Hôpital psychiatrique Sainte-Anne (Paris) : Fermeture de la Chirurgie20/05/20052005Journal/medias/journalnumero/images/2005/05/une1920.jpg.445x577_q85_box-0%2C104%2C1383%2C1896_crop_detail.jpg

Dans les entreprises

Hôpital psychiatrique Sainte-Anne (Paris) : Fermeture de la Chirurgie

Les malades mentaux peuvent avoir besoin, comme n'importe qui, d'une intervention chirurgicale. Le service de chirurgie générale de l'hôpital Sainte-Anne, à Paris, avait l'originalité d'être adapté et réservé aux malades mentaux, ce qui facilitait leur prise en charge. Le personnel, formé à la psychiatrie, savait comment aider les malades à accepter les soins, à force de patience et d'expérience. Malheureusement, ce service vient d'être supprimé.

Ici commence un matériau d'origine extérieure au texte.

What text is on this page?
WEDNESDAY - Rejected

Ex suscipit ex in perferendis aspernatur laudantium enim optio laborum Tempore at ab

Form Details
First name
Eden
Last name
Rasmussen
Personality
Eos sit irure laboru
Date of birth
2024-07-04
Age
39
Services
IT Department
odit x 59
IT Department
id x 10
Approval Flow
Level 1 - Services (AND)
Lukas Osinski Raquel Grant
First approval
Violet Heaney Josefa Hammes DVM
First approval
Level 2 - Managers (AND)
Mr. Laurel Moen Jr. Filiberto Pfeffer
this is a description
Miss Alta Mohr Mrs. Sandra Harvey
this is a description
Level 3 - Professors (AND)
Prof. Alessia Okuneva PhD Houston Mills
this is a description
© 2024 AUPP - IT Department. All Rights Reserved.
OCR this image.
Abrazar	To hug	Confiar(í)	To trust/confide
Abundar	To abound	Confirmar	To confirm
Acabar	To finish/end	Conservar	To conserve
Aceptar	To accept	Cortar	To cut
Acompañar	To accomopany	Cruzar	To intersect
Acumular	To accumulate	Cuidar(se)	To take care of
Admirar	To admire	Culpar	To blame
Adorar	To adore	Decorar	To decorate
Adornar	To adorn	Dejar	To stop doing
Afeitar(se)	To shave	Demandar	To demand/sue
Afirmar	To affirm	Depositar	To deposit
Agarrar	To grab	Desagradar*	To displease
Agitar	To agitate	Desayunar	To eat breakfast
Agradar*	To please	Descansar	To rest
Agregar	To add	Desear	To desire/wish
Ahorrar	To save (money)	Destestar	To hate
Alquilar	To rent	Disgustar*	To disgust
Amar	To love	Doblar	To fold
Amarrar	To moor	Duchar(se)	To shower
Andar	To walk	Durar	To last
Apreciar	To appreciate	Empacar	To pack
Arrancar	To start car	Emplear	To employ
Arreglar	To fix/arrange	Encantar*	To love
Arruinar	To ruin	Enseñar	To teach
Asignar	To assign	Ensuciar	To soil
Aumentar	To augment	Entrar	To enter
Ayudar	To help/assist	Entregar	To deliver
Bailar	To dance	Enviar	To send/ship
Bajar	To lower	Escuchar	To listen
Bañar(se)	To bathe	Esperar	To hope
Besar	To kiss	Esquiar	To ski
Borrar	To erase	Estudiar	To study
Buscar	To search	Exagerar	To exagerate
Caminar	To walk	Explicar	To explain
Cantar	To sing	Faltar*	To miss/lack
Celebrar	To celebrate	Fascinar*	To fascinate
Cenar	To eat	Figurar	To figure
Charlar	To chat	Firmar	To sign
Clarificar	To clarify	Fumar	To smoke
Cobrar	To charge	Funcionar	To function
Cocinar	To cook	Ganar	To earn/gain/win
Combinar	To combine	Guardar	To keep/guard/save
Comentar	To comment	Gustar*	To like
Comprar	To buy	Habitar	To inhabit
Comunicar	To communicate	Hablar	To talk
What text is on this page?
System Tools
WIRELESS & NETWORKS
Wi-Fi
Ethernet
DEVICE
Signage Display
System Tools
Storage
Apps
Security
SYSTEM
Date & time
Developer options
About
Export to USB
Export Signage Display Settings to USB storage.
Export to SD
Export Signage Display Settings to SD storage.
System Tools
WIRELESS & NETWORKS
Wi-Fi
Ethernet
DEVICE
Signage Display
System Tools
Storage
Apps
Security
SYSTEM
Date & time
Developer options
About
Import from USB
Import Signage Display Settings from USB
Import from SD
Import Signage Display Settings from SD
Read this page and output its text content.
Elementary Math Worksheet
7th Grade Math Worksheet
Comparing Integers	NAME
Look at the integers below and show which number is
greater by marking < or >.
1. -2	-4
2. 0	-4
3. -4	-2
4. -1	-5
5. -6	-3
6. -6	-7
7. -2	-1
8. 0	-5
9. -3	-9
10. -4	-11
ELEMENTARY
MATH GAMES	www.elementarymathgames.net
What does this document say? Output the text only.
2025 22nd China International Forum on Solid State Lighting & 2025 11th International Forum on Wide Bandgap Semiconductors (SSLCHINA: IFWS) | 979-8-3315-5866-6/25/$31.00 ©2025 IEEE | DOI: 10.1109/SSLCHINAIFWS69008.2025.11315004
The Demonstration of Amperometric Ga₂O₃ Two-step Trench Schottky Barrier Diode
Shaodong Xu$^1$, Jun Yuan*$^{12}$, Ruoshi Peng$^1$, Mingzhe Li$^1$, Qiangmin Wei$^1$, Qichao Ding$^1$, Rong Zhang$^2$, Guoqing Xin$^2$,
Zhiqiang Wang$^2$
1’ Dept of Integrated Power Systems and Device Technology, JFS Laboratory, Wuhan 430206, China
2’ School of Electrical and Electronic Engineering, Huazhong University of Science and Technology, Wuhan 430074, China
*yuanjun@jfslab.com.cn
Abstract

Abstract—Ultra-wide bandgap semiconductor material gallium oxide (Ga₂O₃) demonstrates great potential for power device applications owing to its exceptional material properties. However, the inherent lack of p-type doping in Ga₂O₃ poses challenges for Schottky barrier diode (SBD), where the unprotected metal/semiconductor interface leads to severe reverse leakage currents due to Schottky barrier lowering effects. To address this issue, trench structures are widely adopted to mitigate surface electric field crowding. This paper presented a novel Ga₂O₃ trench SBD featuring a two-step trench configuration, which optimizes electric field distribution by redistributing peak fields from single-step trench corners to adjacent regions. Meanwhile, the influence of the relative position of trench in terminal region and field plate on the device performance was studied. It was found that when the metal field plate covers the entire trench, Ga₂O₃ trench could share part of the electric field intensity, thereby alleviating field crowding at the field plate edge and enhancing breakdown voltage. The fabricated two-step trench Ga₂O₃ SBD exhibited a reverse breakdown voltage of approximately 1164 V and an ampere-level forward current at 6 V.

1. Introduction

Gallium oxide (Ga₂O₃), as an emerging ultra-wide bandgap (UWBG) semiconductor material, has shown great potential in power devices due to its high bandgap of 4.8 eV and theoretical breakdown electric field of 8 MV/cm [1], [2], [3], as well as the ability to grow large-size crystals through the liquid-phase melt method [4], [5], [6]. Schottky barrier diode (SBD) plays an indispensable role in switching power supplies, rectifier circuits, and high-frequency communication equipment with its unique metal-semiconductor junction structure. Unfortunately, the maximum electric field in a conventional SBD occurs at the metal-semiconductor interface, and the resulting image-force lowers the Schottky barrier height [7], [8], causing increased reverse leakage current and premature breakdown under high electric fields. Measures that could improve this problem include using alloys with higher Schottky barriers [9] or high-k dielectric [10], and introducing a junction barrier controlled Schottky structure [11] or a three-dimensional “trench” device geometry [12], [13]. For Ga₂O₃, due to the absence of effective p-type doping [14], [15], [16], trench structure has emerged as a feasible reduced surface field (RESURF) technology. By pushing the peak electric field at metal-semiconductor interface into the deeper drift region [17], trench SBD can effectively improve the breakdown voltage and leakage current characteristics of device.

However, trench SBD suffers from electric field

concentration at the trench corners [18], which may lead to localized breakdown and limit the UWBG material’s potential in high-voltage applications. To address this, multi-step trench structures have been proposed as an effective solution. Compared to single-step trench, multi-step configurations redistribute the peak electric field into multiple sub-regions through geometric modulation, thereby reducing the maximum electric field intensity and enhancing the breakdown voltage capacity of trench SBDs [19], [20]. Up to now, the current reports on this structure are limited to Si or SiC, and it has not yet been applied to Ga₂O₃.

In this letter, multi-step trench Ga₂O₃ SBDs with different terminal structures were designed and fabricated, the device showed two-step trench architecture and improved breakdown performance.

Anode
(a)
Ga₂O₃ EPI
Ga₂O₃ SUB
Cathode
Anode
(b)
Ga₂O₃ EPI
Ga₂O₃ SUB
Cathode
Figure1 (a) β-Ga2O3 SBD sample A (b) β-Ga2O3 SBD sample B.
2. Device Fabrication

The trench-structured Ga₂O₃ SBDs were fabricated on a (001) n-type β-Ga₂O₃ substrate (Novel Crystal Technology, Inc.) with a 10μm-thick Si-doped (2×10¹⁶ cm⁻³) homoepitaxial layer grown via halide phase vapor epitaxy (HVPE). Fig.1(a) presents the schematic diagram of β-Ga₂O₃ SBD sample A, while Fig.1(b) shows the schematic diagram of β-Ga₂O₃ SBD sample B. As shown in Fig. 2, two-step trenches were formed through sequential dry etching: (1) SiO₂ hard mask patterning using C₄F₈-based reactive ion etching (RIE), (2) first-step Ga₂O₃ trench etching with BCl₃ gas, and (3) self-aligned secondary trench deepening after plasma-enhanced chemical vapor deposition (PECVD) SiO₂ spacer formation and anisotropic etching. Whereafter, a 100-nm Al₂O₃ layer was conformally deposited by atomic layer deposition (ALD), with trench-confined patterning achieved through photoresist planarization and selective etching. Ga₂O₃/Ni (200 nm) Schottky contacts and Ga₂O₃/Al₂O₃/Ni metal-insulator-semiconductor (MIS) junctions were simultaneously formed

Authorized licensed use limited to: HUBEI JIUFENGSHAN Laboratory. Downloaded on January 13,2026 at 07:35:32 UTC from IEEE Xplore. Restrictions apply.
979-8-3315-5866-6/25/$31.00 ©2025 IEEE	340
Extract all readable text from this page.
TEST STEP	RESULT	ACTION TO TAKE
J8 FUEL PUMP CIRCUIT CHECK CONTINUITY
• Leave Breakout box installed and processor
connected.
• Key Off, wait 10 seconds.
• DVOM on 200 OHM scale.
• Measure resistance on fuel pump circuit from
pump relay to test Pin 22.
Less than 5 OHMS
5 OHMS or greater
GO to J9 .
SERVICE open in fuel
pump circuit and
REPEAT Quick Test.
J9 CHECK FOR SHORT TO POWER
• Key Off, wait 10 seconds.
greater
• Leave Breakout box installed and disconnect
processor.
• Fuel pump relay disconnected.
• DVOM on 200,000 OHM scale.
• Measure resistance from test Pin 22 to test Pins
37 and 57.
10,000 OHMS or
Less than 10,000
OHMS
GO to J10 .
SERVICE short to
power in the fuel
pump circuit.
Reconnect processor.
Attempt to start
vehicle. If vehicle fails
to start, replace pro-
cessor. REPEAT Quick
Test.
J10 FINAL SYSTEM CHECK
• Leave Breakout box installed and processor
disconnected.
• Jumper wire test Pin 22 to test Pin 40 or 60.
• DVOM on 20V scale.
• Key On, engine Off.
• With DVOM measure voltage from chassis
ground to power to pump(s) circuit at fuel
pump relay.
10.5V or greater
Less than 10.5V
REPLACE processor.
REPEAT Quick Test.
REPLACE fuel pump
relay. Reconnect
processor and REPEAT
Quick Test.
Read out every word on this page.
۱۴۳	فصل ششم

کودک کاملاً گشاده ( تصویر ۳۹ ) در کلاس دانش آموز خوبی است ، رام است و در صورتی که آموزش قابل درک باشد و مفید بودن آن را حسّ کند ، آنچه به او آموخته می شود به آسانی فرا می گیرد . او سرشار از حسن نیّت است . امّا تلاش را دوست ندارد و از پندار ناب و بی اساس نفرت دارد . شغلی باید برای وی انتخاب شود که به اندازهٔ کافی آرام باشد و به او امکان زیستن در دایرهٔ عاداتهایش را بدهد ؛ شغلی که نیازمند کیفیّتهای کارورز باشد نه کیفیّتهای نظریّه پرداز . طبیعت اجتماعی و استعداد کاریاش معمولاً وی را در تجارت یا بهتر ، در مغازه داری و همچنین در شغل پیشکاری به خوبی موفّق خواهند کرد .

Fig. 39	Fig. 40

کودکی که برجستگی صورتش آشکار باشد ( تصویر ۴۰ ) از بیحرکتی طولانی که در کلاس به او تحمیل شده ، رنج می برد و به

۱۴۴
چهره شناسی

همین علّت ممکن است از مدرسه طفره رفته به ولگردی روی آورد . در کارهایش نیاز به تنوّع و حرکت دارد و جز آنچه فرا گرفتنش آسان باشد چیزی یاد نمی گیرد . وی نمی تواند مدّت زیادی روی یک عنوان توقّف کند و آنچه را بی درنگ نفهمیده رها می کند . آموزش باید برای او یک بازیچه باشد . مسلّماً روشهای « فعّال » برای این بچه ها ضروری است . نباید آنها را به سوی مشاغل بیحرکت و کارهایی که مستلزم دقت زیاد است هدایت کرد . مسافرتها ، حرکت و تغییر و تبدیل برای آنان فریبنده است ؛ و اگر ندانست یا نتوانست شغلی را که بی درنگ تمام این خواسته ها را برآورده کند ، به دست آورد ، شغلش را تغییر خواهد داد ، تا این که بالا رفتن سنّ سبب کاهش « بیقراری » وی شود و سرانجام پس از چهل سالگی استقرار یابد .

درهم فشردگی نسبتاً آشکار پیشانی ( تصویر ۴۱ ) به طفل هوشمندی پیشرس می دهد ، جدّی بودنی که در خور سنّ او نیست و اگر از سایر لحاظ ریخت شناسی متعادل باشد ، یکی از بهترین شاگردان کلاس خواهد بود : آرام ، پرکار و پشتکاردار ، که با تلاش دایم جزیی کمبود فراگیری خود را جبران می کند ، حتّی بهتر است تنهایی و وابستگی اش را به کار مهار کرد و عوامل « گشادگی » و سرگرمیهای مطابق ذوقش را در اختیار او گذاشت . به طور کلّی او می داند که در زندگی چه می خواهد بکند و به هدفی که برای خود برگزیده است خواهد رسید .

Au milieu des années 1980, l'encadrement commença à parler de fermeture de ce service spécialisé, sous prétexte que partout ailleurs les malades mentaux étaient opérés dans les hôpitaux généraux, ce qui allait dans le sens de leur «insertion sociale». En fait, c'était surtout pour des raisons d'économies: «Cela coûte trop cher. La double pathologie psychiatrique et chirurgicale réclame trop de personnel», entendait-on.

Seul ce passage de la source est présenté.